The risk of cryptocurrencies and how Cashio has gone from 1 dollar to practically nothing at a stroke of the pen
Although not many people know about the Cashio project, we are talking about millionaire losses of a token that was trading at one dollar, something quite respectable, to have a value that is practically zero.
The price of Cashio’s stablecoin CASH, which is indexed in dollars, has fallen from $1 to $0.00005 after an infinite minting bug allowed attackers to mint tokens without posting collateral (if you don’t know it’s a stablecoin here we explain it).
Cashio developer 0xGhostChain took to Twitter to warn people that “will not mint any CASH“, adding that the team “is investigating the issue and we believe we have found the root cause. Please withdraw your funds from the pools“.
According to DeFiLlama, the Cashio protocol has lost about $28 million due to this issue. However, Samczsun, a research partner at investment firm Web3 Paradigm, shared a darker picture on Twitter today.
Another day, another Solana fake account exploit. thistime, @CashioApp lost around $50M (based on a quick skim). How did this happen? pic.twitter.com/t7ThWL4zr1
— samczsun (@samczsun) March 23, 2022
The researcher wrote: “Another day, another Solana fake account exploit. This time, Cashio App has lost around 50 million dollars (according to a quick glance). How has this happened?“
The Cashio hack is not without precedent: This is not the first time that a DeFi protocol has been looted by the millions via an infinite minting bug. In December 2020, a group of DeFi developers used a similar exploit in the insurance project DeFi Cover and minted fake tokens to provide liquidity to Balancer.

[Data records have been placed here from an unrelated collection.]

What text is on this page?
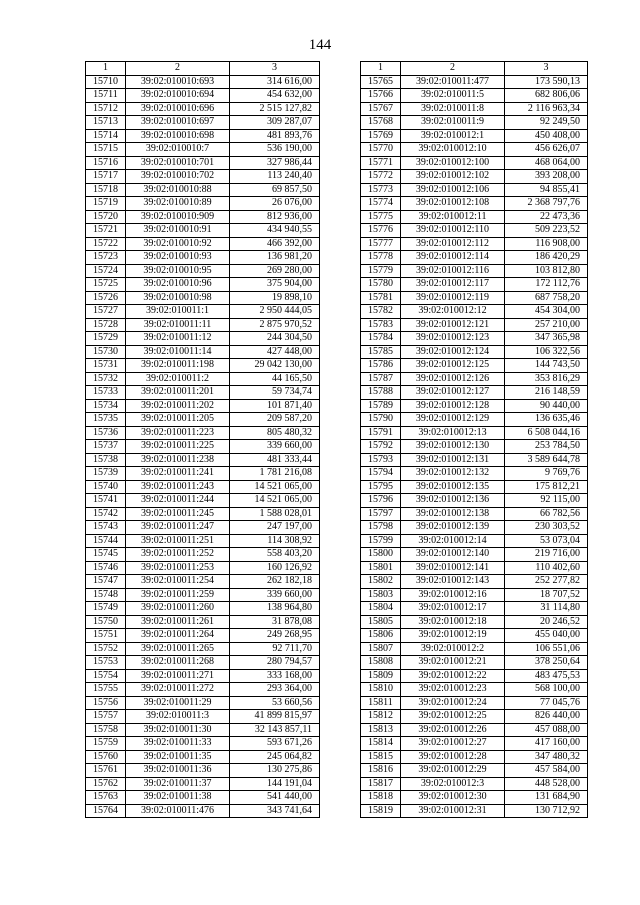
144
1	2	3
15710	39:02:010010:693	314 616,00
15711	39:02:010010:694	454 632,00
15712	39:02:010010:696	2 515 127,82
15713	39:02:010010:697	309 287,07
15714	39:02:010010:698	481 893,76
15715	39:02:010010:7	536 190,00
15716	39:02:010010:701	327 986,44
15717	39:02:010010:702	113 240,40
15718	39:02:010010:88	69 857,50
15719	39:02:010010:89	26 076,00
15720	39:02:010010:909	812 936,00
15721	39:02:010010:91	434 940,55
15722	39:02:010010:92	466 392,00
15723	39:02:010010:93	136 981,20
15724	39:02:010010:95	269 280,00
15725	39:02:010010:96	375 904,00
15726	39:02:010010:98	19 898,10
15727	39:02:010011:1	2 950 444,05
15728	39:02:010011:11	2 875 970,52
15729	39:02:010011:12	244 304,50
15730	39:02:010011:14	427 448,00
15731	39:02:010011:198	29 042 130,00
15732	39:02:010011:2	44 165,50
15733	39:02:010011:201	59 734,74
15734	39:02:010011:202	101 871,40
15735	39:02:010011:205	209 587,20
15736	39:02:010011:223	805 480,32
15737	39:02:010011:225	339 660,00
15738	39:02:010011:238	481 333,44
15739	39:02:010011:241	1 781 216,08
15740	39:02:010011:243	14 521 065,00
15741	39:02:010011:244	14 521 065,00
15742	39:02:010011:245	1 588 028,01
15743	39:02:010011:247	247 197,00
15744	39:02:010011:251	114 308,92
15745	39:02:010011:252	558 403,20
15746	39:02:010011:253	160 126,92
15747	39:02:010011:254	262 182,18
15748	39:02:010011:259	339 660,00
15749	39:02:010011:260	138 964,80
15750	39:02:010011:261	31 878,08
15751	39:02:010011:264	249 268,95
15752	39:02:010011:265	92 711,70
15753	39:02:010011:268	280 794,57
15754	39:02:010011:271	333 168,00
15755	39:02:010011:272	293 364,00
15756	39:02:010011:29	53 660,56
15757	39:02:010011:3	41 899 815,97
15758	39:02:010011:30	32 143 857,11
15759	39:02:010011:33	593 671,26
15760	39:02:010011:35	245 064,82
15761	39:02:010011:36	130 275,86
15762	39:02:010011:37	144 191,04
15763	39:02:010011:38	541 440,00
15764	39:02:010011:476	343 741,64
1	2	3
15765	39:02:010011:477	173 590,13
15766	39:02:010011:5	682 806,06
15767	39:02:010011:8	2 116 963,34
15768	39:02:010011:9	92 249,50
15769	39:02:010012:1	450 408,00
15770	39:02:010012:10	456 626,07
15771	39:02:010012:100	468 064,00
15772	39:02:010012:102	393 208,00
15773	39:02:010012:106	94 855,41
15774	39:02:010012:108	2 368 797,76
15775	39:02:010012:11	22 473,36
15776	39:02:010012:110	509 223,52
15777	39:02:010012:112	116 908,00
15778	39:02:010012:114	186 420,29
15779	39:02:010012:116	103 812,80
15780	39:02:010012:117	172 112,76
15781	39:02:010012:119	687 758,20
15782	39:02:010012:12	454 304,00
15783	39:02:010012:121	257 210,00
15784	39:02:010012:123	347 365,98
15785	39:02:010012:124	106 322,56
15786	39:02:010012:125	144 743,50
15787	39:02:010012:126	353 816,29
15788	39:02:010012:127	216 148,59
15789	39:02:010012:128	90 440,00
15790	39:02:010012:129	136 635,46
15791	39:02:010012:13	6 508 044,16
15792	39:02:010012:130	253 784,50
15793	39:02:010012:131	3 589 644,78
15794	39:02:010012:132	9 769,76
15795	39:02:010012:135	175 812,21
15796	39:02:010012:136	92 115,00
15797	39:02:010012:138	66 782,56
15798	39:02:010012:139	230 303,52
15799	39:02:010012:14	53 073,04
15800	39:02:010012:140	219 716,00
15801	39:02:010012:141	110 402,60
15802	39:02:010012:143	252 277,82
15803	39:02:010012:16	18 707,52
15804	39:02:010012:17	31 114,80
15805	39:02:010012:18	20 246,52
15806	39:02:010012:19	455 040,00
15807	39:02:010012:2	106 551,06
15808	39:02:010012:21	378 250,64
15809	39:02:010012:22	483 475,53
15810	39:02:010012:23	568 100,00
15811	39:02:010012:24	77 045,76
15812	39:02:010012:25	826 440,00
15813	39:02:010012:26	457 088,00
15814	39:02:010012:27	417 160,00
15815	39:02:010012:28	347 480,32
15816	39:02:010012:29	457 584,00
15817	39:02:010012:3	448 528,00
15818	39:02:010012:30	131 684,90
15819	39:02:010012:31	130 712,92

The attackers then swapped the minted tokens for COVER tokens, which were then repeatedly sold on exchanges. The total damage from the attack was $3 million, which was allegedly returned in full.
Last summer, attackers reduced the price of SafeDollar’s eponymous stablecoin to zero after looting $250,000 worth of stablecoins from the platform’s liquidity pools, and then fenced the stolen coins into PolyDex.
These types of actions show that fear and respect for cryptocurrencies makes sense. The lack of international organizations that support it makes it possible to carry out these embezzlements where everyone loses out.